In this series, we are exploring how music therapists do live music differently than other musicians, even though it may not be easy to see. This is part one of a ten-part series. You can find an introduction and links to all ten posts here.
Let’s start with this group scenario:
Imagine Janet doing a music therapy session with a group of twelve residents in a memory care community. You watch her strap on her guitar and lead the group in singing “He’s Got the Whole World In His Hands” (one of their favorites!). Then Janet leads the group through several songs about the rain and the sun, encouraging them to wave colorful scarves with the song “Over the Rainbow” and to sing along with “You Are My Sunshine” and “Singing in the Rain.” At some point, everyone gets a maraca or a drum and plays along while Janet sings “Keep On the Sunny Side” and “I Love A Rainy Night.” It looks like everyone is having a great time!
This is the kind of glimpse you might get into a music therapy session. What is going on beneath the surface?
#1. Session Planning
Music therapists always go into a session with some kind of a purpose or plan based on the needs of the client(s)

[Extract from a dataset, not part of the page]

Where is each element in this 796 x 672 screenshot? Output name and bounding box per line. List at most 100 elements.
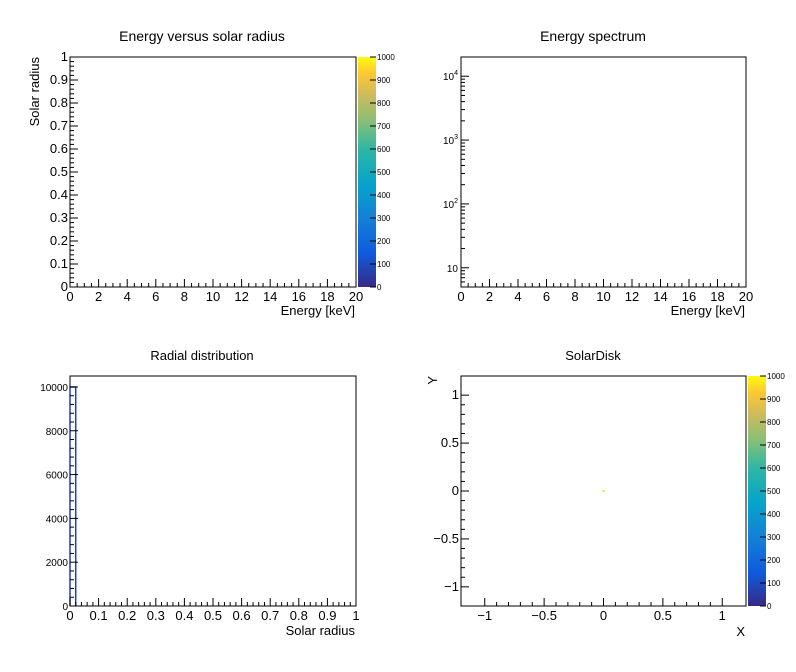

. This plan is based on the assessment process
with which we begin music therapy work.
This is different than how an entertainer might approach a performance. For entertainment, the focus is probably on putting together a good show, highlighting the best numbers, and ending with a bang. Entertainers can plan their program without knowing the residents well.
This is also different from how an activities professional might lead a sing-along or musical bingo game. Here, the focus may be on the activity itself, doing the event that is on the calendar and bringing the folks that are most likely to participate and enjoy.
In music therapy, we start with what we know about the clients and plan the session based on their needs and goals.
Think back to that scenario I described above. Janet doesn’t start the session with “He’s Got The Whole World in His Hands” because she really loves that song. Rather, she uses this consistent beginning song to welcome people into the session by name and to assess the level of energy and attention in the group on that particular day.
She doesn’t have people wave scarves with “Over the Rainbow” just because they’re pretty (although they are!). Rather, Janet knows that the visual stimulation and moving in time with the music will help people engage with the group process, even if they can’t or won’t sing.
And Janet doesn’t choose her songs for group singing just because they are group favorites (although they are!). Rather, Janet knows that having one theme carry throughout the session will help to spark memories and conversations in this weather-obsessed corner of the Midwest.
Of course, music therapists strive to perform well by providing top-quality live music. And of course, music therapists plan a program in advance, with expectations for how activities or experiences will go. The difference is that the quality of the performance and which activities actually happen in a session are secondary to what is going on with a client or group of clients.
(I’ve been known to chuck out a planned song to sight-read something suggested by a client during the course of the group’s conversation. I guarantee my pre-planned song would have sounded better.)
For music therapists, the starting point is always the client – what they need and what is most likely to engage them in the music. That’s how we do it differently.